Cinquante mille exemplaires vendus de Karoo, de Steve Tesich, déjà quinze mille du roman de Ken Kesey, Et quelquefois j’ai comme une grande idée, paru en octobre, un peu moins du Dernier stade de la soif, livre culte de Frederick Exley publié pour la première fois en 1968, et jusque-là jamais traduit en français… L’éditeur accumule de jolis succès et réjouit les amateurs de littérature US.
Le timing est ce qui a souvent fait défaut à ces grands livres méconnus.
Olivier Cohen, patron des éditions de L’Olivier et grand connaisseur des lettres américaines (il publie, entre autres, James Salter, Jeffrey Eugenides, Jonathan Safran Foer ou Richard Ford), apporte ce mois-ci, lui aussi, sa pierre à l’édifice avec Hors-bord, un roman inédit de la journaliste Renata Adler, paru en Amérique en 1976. « La vocation de L’Olivier est de publier des auteurs en activité, explique-t-il. Le cas de Renata Adler est donc une exception : une collaboratrice m’en a parlé suite à la parution d’un de ses textes dans la New York Review of Books. J’ai relu le roman, que j’ai trouvé parfaitement actuel. Il était sans doute trop en avance sur son temps il y a quarante ans. » Le timing est ce qui a souvent fait défaut à ces grands livres méconnus.
Si Cohen impute l’enthousiasme pour ces textes des années 70 à une « nostalgie de l’époque », le contexte éditorial a également joué un rôle : « Jusqu’au milieu des années 80, les éditeurs français ne s’intéressaient que très peu à la littérature étrangère », poursuit-il. Dominique Bordes confirme : « Il y a eu beaucoup de ratés dans les années 60 et 70 : un éditeur pas assez connu, un positionnement absurde, de mauvaises traductions… » De quoi passer à côté de très bons titres.
Perles et trésors
Il suffit donc parfois de se plonger dans le fonds d’une maison pour redécouvrir des perles. Ainsi Maggie Doyle, en charge des droits étrangers chez Robert Laffont qui, au moment de la création de la collection Pavillons Poche, en 2003, est tombée sur deux livres de Richard Yates, publiés en France une première fois dans les années 70 : « Nous avons décidé d’entreprendre la traduction de l’ensemble de son oeuvre. Mais avant Les Noces rebelles, le film de Sam Mendes adapté de La Fenêtre panoramique, personne ne parlait de Yates.

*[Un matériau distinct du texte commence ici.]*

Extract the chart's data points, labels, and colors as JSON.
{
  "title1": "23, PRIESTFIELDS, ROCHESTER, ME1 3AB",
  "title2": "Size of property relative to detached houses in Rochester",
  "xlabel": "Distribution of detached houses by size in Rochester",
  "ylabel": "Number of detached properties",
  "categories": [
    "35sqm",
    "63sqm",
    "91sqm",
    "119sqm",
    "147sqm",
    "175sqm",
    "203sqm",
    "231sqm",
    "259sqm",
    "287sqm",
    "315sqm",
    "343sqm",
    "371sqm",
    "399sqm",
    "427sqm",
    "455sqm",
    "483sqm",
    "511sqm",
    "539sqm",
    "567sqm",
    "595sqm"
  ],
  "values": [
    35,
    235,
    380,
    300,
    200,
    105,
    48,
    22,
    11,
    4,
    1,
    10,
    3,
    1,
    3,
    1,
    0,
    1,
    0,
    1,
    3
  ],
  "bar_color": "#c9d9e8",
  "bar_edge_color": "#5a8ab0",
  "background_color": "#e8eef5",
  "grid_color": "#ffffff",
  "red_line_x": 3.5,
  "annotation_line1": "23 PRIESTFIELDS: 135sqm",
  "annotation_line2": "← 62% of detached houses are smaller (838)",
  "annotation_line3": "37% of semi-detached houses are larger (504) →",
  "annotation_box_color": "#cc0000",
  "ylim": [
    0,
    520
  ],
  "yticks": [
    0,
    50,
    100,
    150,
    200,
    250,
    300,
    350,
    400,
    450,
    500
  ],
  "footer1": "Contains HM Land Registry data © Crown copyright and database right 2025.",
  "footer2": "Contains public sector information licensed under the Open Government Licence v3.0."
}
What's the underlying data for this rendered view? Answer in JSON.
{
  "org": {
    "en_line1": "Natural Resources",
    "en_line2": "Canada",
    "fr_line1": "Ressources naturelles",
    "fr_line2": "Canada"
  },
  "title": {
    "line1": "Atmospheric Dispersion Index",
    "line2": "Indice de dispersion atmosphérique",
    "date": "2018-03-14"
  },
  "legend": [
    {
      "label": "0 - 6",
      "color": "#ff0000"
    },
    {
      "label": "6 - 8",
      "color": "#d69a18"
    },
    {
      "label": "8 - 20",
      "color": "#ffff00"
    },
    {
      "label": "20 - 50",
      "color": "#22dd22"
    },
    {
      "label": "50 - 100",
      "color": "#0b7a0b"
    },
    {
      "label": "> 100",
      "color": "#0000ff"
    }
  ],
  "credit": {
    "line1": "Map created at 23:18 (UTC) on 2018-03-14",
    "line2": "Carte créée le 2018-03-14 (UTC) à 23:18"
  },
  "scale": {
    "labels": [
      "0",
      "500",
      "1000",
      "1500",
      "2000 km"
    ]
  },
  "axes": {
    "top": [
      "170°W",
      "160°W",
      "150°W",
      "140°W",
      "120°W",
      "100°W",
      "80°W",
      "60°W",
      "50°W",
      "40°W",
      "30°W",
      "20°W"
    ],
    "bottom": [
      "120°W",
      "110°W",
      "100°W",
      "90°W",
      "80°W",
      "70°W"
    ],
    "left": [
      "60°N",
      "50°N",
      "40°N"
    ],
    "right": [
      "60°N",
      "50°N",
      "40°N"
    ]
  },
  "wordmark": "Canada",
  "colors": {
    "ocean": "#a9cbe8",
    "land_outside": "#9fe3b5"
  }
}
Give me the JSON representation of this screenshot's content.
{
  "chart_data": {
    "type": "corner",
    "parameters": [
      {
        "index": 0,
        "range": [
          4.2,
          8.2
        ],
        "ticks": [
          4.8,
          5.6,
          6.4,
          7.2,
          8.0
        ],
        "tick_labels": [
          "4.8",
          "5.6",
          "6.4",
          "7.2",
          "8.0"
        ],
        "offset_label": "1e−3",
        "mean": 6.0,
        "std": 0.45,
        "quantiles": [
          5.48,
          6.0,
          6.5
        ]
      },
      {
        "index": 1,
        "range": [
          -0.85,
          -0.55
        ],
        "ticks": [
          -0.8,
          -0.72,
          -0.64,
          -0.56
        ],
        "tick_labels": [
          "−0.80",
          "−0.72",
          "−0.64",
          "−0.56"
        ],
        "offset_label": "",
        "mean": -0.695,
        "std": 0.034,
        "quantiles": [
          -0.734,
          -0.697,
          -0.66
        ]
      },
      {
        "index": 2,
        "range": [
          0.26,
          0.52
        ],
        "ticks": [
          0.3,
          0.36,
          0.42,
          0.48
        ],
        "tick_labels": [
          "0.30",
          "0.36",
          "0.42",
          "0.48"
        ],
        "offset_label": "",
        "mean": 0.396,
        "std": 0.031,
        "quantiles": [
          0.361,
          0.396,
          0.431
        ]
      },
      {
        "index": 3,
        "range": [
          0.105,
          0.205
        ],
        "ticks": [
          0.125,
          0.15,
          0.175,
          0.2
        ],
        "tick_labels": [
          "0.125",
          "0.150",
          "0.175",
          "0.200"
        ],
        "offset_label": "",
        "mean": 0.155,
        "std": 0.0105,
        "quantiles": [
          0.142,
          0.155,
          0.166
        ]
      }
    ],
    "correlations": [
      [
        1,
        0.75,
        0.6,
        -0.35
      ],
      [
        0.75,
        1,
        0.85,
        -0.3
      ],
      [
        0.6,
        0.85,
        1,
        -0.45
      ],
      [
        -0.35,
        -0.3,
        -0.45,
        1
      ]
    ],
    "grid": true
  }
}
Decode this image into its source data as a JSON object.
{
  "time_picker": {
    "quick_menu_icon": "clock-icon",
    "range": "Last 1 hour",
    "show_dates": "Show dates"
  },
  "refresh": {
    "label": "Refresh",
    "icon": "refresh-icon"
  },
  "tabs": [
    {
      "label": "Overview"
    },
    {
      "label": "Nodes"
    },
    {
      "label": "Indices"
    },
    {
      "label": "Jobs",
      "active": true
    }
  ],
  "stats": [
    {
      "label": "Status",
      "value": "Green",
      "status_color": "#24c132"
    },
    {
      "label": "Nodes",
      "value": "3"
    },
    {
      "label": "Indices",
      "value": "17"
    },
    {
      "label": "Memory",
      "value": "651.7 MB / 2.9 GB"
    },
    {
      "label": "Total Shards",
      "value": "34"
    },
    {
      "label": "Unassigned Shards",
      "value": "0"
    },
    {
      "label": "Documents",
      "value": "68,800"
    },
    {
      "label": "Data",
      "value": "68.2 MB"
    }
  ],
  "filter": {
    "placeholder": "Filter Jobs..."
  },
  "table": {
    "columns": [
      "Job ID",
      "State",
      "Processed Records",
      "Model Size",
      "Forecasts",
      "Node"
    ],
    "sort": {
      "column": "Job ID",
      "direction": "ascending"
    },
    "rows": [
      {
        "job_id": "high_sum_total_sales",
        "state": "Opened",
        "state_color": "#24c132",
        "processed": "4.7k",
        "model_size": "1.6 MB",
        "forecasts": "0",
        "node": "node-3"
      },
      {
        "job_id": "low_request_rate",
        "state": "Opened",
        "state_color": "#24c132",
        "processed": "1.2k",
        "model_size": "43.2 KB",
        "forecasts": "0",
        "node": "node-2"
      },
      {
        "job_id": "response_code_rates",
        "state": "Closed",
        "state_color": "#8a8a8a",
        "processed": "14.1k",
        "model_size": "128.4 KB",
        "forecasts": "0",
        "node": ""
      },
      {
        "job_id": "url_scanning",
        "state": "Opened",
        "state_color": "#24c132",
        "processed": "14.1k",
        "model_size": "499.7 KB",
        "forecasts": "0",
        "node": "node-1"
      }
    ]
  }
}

Stewart O’Nan avait écrit un très bel article sur lui dans la Boston Review en 1999, mais c’était surtout un ‘writers writer’. Le film a beaucoup aidé ; nous avons vendu trente mille exemplaires de La Fenêtre panoramique, alors que pour les autres titres on tourne autour de sept mille exemplaires. » Pas une manne mais un travail d’éditeur noble et nécessaire.